Muba Ingin Aspal Karet Jadi Proyek Nasional (Bagian 1)
Tentang Aspal
Aspal yang selama ini kita kenal dan digunakan pada banyak jalan adalah suatu bahan yang terdiri dari campuran antara batuan (agregat kasar dan agregat halus) dengan bahan ikat aspal yang mempunyai persyaratan tertentu. Kedua material sebelum dicampur secara homogen harus dipanaskan terlebih dahulu. Karena dicampur dalam keadaan panas, maka sering disebut sebagai hot mix yang dilakukan di pabrik pencampur yang disebut sebagai Asphalt Mixing Plant (AMP).
Aspal berfungsi dalam konstruksi perkerasan jalan, sebagai bahan pengikat yaitu memberikan ikatan yang kuat antara aspal dengan agregat dan antara aspal itu sendiri. Juga sebagai bahan pengisi yaitu mengisi rongga antara butir-butir agregat dan pori-pori yang ada antara agregat itu sendiri.
Aspal adalah material yang berwarna hitam atau coklat tua dan berfungsi sebagai bahan pengikat, pada temperatur ruang berbentuk padat sampai agak padat, sebagian besar terbentuk dari unsur hidrokarbon yang disebut bitumen, sehingga seringkali aspal disebut pula bitumenous material.

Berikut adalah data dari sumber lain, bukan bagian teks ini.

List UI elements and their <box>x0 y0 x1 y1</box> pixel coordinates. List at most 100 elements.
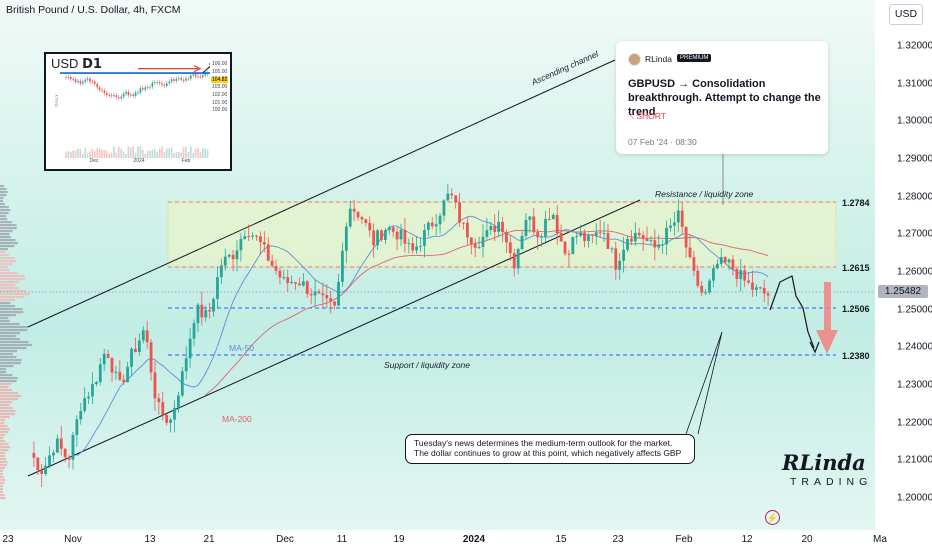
candle-body <box>657 244 661 248</box>
candle-body <box>590 234 594 236</box>
candle-body <box>508 242 512 254</box>
candle-body <box>309 293 313 296</box>
inset-candle <box>65 77 67 78</box>
candle-body <box>645 238 649 242</box>
volume-profile-bar <box>0 332 20 335</box>
author-name[interactable]: RLinda <box>645 54 672 64</box>
inset-volume-bar <box>158 149 161 158</box>
inset-candle <box>134 92 137 96</box>
volume-profile-bar <box>0 365 14 368</box>
volume-profile-bar <box>0 422 5 425</box>
inset-volume-bar <box>120 148 122 158</box>
inset-candle <box>199 76 202 78</box>
candle-body <box>544 219 547 237</box>
time-axis[interactable] <box>0 530 932 550</box>
volume-profile-bar <box>0 470 3 473</box>
volume-profile-bar <box>0 191 8 194</box>
inset-volume-bar <box>122 151 125 158</box>
inset-volume-bar <box>175 152 178 158</box>
volume-profile-bar <box>0 482 5 485</box>
candle-body <box>497 221 501 232</box>
candle-body <box>602 233 606 235</box>
volume-profile-bar <box>0 314 16 317</box>
price-axis[interactable] <box>875 0 932 530</box>
candle-body <box>462 222 465 224</box>
volume-profile-bar <box>0 254 9 257</box>
inset-volume-bar <box>166 148 168 158</box>
inset-volume-bar <box>146 150 149 158</box>
inset-candle <box>70 76 72 80</box>
volume-profile-bar <box>0 416 10 419</box>
candle-body <box>633 232 637 242</box>
volume-profile-bar <box>0 476 5 479</box>
price-tick: 1.31000 <box>897 78 932 90</box>
price-tick: 1.23000 <box>897 379 932 391</box>
inset-candle <box>192 74 194 76</box>
candle-body <box>274 265 278 271</box>
candle-body <box>59 438 63 449</box>
forecast-path <box>769 275 815 349</box>
candle-body <box>48 455 51 466</box>
inset-volume-bar <box>84 148 86 158</box>
inset-candle <box>130 94 132 96</box>
volume-profile-bar <box>0 248 8 251</box>
idea-card[interactable]: RLinda PREMIUM GBPUSD → Consolidation br… <box>616 41 828 154</box>
price-tick: 1.21000 <box>897 454 932 466</box>
volume-profile-bar <box>0 263 13 266</box>
price-tick: 1.29000 <box>897 153 932 165</box>
candle-body <box>524 219 528 236</box>
candle-body <box>161 402 165 415</box>
candle-body <box>458 202 461 223</box>
candle-body <box>618 260 622 270</box>
candle-body <box>754 287 758 290</box>
volume-profile-bar <box>0 299 15 302</box>
candle-body <box>141 330 145 341</box>
candle-body <box>739 270 743 280</box>
candle-body <box>348 208 352 227</box>
inset-candle <box>94 81 96 84</box>
inset-volume-bar <box>106 150 108 158</box>
volume-profile-bar <box>0 494 5 497</box>
inset-candle <box>127 91 130 96</box>
volume-profile <box>0 185 32 500</box>
time-tick: 21 <box>203 534 215 545</box>
inset-volume-bar <box>82 153 84 158</box>
candle-body <box>598 232 602 234</box>
candle-body <box>731 259 735 269</box>
support-label: Support / liquidity zone <box>384 360 470 370</box>
currency-button[interactable]: USD <box>889 4 923 25</box>
candle-body <box>313 291 317 296</box>
volume-profile-bar <box>0 203 5 206</box>
lightning-icon[interactable]: ⚡ <box>765 510 780 525</box>
volume-profile-bar <box>0 407 13 410</box>
volume-profile-bar <box>0 485 3 488</box>
inset-candle <box>202 74 204 77</box>
candle-body <box>114 371 118 373</box>
price-tick: 1.28000 <box>897 191 932 203</box>
candle-body <box>653 240 657 248</box>
volume-profile-bar <box>0 356 17 359</box>
candle-body <box>571 236 575 254</box>
inset-candle <box>170 79 173 82</box>
inset-candle <box>91 81 94 83</box>
candle-body <box>94 381 98 385</box>
inset-y-tick: 103.00 <box>212 84 228 91</box>
inset-candle <box>178 78 180 79</box>
candle-body <box>387 227 391 231</box>
idea-timestamp: 07 Feb '24 · 08:30 <box>628 137 697 147</box>
candle-body <box>266 244 270 261</box>
inset-candle <box>158 82 161 84</box>
volume-profile-bar <box>0 200 3 203</box>
inset-candle <box>72 79 74 80</box>
candle-body <box>727 259 731 263</box>
candle-body <box>212 298 215 312</box>
candle-body <box>352 208 356 212</box>
candle-body <box>415 246 419 251</box>
candle-body <box>173 407 176 420</box>
candle-body <box>36 457 40 471</box>
candle-body <box>493 225 497 232</box>
author-avatar[interactable] <box>628 53 641 66</box>
volume-profile-bar <box>0 224 17 227</box>
ma50-label: MA-50 <box>229 343 255 353</box>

Aspal bisa berasal suatu produk berbasis minyak yang merupakan turunan dari proses penyulingan minyak bumi dan dikenal dengan nama aspal keras. Kemudian ada aspal alam yang terdapat di alam secara alamiah. Atau aspal yang dibuat dengan menambahkan bahan tambah ke dalam aspal yang bertujuan untuk memperbaiki atau memodifikasi safat rheologi-nya sehingga menghasilkan jenis aspal baru yang disebut aspal modifikasi.
Dalam lingkungan konstruksi atau infrastruktur jalan dikenal ada beberapa jenis aspal. Ada yang namanya Aspal Makadam (macadam penetrasi), aspal yang digunakan untuk menambal tebal konstruksi pondasi dan untuk memperbarui permukaan.
Ada disebut aspal beton, yakni batuan kering yang dipanaskan dicampur dengan aspal panas dalam pabrik pencampur dan diangkut ketempat pekerjaan. Ada juga Butas (Buton Aspal), aspal yang tergolong aspal batu atau rock aspal yang banyak di temui di pulau Buton, Sulawesi Tenggara. Bentuknya seperti batu cadas dan berwarna hitam.
Di Indonesia saat ini sebagai bahan pengikat didalam perkerasan jalan digunakan aspal minyak penetrasi 60 dan penetrasi 80 atau biasa disebut dengan AC 60/70 dan AC 80/90.
Aspal Campuran Karet
Menurut Andi Syaiful Amal dalam penelitian, “Pemanfaatan Getah Karet Pada Aspal AC 60/70 terhadap Stabilitas Marshall Pada Asphalt Treated Base (Atb) 1,” dari hasil pengamatan selama ini di lapangan penggunaan AC 60/70 kurang tahan lama atau cepat mengeras dengan manifestasi perkerasan jalan relative cepat retak, sedangkan penggunaan AC 80/90 kurang keras dengan manifestasi permukaan jalan relatif cepat bergelombang.
Masalah ini timbul karena iklim di Indonesia yang tropis, yaitu sinar matahari sepanjang tahun, curah hujan yang tinggi dan kondisi perkerasan di Indonesia pada umumnya kurang mantap. Untuk kondisi iklim dan kondisi perkerasan jalan di Indonesia tersebut sangat diperlukan bahan pengikat yang bersifat keras, titik lembek yang tinggi, elastis, pelekatan yang baik dan tahan lama.
Untuk meningkatkan masing-masing mutu aspal minyak penetrasi 60 dan aspal minyak penetrasi 80 agar menjadi lebih keras, titik lembek yang tinggi, lebih elastis, pelekatan baik dan lebih tahan lama, maka perlu penambahan bahan lain diantaranya mencampur aspal dengan lateks (getah karet). Maka kini tersedia aspal karet seperti yang diprakarasai dan digunakan pada pembangunan jalan di Kabupaten Muba sejak 2018.
Lateks merupakan sumber daya alam yang banyak dihasilkan di Indonesia, karena Indonesia sebagai salah satu penghasil karet terbesar di dunia, sehingga didapat baik dalam jumlah dan kualitas yang dibutuhkan. Untuk bahan aspak karet dapat digunakan beberapa jenis karet, baik karet alam maupun karet sintesis yang dapat digunakan untuk pembuatan campuran aspal karet untuk perkerasan jalan diantaranya adalah karet butiran, baik yang belum maupun yang sudah mengalami vulkanisasi dan karet padat serta karet cair ( lateks ).